Pesan itu ia sampaikan saat membuka rangkaian kegiatan penandatanganan MoU, sinkronisasi data tenaga kerja perusahaan, dan penyerahan surat dukungan implementasi platform Dayakerja.id di Aula Disbun Provinsi Kalteng, Kamis, 20 November 2025.
Di hadapan jajaran perusahaan sawit se-Kalteng, Rizky menyebut adopsi sistem digital seperti Dayakerja.id bukan lagi sekadar pilihan, tetapi kebutuhan mendesak untuk memastikan sektor perkebunan tetap relevan dan efisien.
“Kalau mau sektor perkebunan kita makin kompetitif, kita harus gerak bareng ke arah digitalisasi. Dayakerja.id ini bukan cuma aplikasi, tapi jembatan buat nyatuin data, nyederhanain proses, dan bikin semuanya lebih transparan,” tegasnya.
Ia juga mengapresiasi komitmen perusahaan-perusahaan sawit yang hadir dan memberikan dukungan formal melalui MoU serta surat pernyataan kesiapan mengimplementasikan platform tersebut.
Menurut Rizky, dukungan itu menandai perubahan cara pandang pelaku usaha terhadap tata kelola tenaga kerja yang lebih modern dan dapat dipertanggungjawabkan.
“MoU hari ini nunjukin kalau perusahaan-perusahaan sawit di Kalteng mau maju bersama, nggak jalan sendiri-sendiri.

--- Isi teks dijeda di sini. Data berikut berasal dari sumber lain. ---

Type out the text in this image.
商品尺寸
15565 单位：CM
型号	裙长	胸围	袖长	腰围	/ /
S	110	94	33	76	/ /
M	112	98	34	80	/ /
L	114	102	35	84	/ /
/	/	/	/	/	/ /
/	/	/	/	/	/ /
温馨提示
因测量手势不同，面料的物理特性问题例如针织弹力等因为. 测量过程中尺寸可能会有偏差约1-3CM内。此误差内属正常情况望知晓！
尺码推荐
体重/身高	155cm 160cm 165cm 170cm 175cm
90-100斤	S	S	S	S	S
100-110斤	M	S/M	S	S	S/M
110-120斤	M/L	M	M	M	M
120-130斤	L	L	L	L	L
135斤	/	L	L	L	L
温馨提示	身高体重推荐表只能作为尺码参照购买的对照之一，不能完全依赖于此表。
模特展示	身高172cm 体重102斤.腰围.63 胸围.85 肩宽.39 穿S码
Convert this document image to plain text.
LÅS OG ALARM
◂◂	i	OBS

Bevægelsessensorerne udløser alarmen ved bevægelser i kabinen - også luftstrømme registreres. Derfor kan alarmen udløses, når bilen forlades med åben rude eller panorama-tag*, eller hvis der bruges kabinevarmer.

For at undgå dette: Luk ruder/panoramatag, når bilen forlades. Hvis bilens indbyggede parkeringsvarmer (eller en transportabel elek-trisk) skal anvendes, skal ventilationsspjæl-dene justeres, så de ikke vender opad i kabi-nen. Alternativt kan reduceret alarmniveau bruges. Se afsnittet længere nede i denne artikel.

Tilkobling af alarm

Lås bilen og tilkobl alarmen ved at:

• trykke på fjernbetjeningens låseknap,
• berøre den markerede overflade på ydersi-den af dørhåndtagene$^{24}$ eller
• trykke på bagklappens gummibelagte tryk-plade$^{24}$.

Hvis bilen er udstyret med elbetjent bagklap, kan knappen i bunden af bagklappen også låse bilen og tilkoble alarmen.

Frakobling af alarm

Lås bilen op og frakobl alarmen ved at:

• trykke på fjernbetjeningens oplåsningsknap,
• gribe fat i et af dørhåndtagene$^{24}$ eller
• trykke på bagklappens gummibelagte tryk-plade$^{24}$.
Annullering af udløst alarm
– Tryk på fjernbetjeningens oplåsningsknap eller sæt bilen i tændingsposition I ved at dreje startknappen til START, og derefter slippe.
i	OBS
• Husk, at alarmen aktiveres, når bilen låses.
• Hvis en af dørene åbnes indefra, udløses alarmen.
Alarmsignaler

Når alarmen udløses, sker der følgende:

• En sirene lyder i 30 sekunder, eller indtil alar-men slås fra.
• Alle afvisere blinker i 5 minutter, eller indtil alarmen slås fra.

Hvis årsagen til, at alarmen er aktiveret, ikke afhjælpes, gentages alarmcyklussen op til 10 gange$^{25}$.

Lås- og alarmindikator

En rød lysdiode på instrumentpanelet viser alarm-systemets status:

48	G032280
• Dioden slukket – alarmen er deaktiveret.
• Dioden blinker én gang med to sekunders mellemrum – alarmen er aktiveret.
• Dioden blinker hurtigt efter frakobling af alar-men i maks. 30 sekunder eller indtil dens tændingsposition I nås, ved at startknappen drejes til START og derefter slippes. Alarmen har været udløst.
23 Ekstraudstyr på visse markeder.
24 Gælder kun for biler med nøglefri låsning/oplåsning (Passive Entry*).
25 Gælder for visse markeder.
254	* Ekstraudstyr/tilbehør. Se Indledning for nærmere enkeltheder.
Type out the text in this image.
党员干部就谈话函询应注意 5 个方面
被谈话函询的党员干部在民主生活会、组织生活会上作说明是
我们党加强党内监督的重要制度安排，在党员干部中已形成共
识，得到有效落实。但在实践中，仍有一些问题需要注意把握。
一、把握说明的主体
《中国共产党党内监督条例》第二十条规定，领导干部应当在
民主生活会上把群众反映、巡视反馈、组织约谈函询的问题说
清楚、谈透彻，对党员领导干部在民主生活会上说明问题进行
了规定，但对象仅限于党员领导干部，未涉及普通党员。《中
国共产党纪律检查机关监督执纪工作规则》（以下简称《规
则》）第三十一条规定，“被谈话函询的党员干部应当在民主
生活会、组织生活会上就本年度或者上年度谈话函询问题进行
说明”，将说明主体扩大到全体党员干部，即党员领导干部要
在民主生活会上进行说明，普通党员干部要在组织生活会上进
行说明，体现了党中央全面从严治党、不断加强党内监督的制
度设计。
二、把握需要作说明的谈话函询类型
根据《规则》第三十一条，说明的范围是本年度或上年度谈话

Ini langkah penting buat ekosistem ketenagakerjaan yang rapi dan terintegrasi,” ujarnya.
Lebih lanjut, ia menyebut inovasi Dayakerja.id sejalan dengan arahan Gubernur Kalimantan Tengah, H. Agustiar Sabran, yang menekankan pentingnya kerja lintas sektor untuk mempercepat pembangunan daerah.
Menurutnya, kolaborasi pemerintah yang menyediakan regulasi dan sistem dengan perusahaan yang menjalankan operasional langsung di lapangan akan menciptakan manfaat yang berimbang.
Rizky berharap implementasi Dayakerja.id nantinya dapat menjadi pintu masuk bagi masyarakat lokal untuk mendapatkan peluang kerja yang sesuai kompetensi, sekaligus memudahkan perusahaan mendapatkan tenaga kerja terverifikasi dan terdokumentasi dengan baik.
“Harapannya, sistem ini bukan cuma hidup di atas kertas. Kita ingin Dayakerja.id benar-benar jalan, dimanfaatkan, dan terasa dampaknya. Kalau ini sukses, seluruh rantai kerja perkebunan bakal lebih solid,” tutupnya.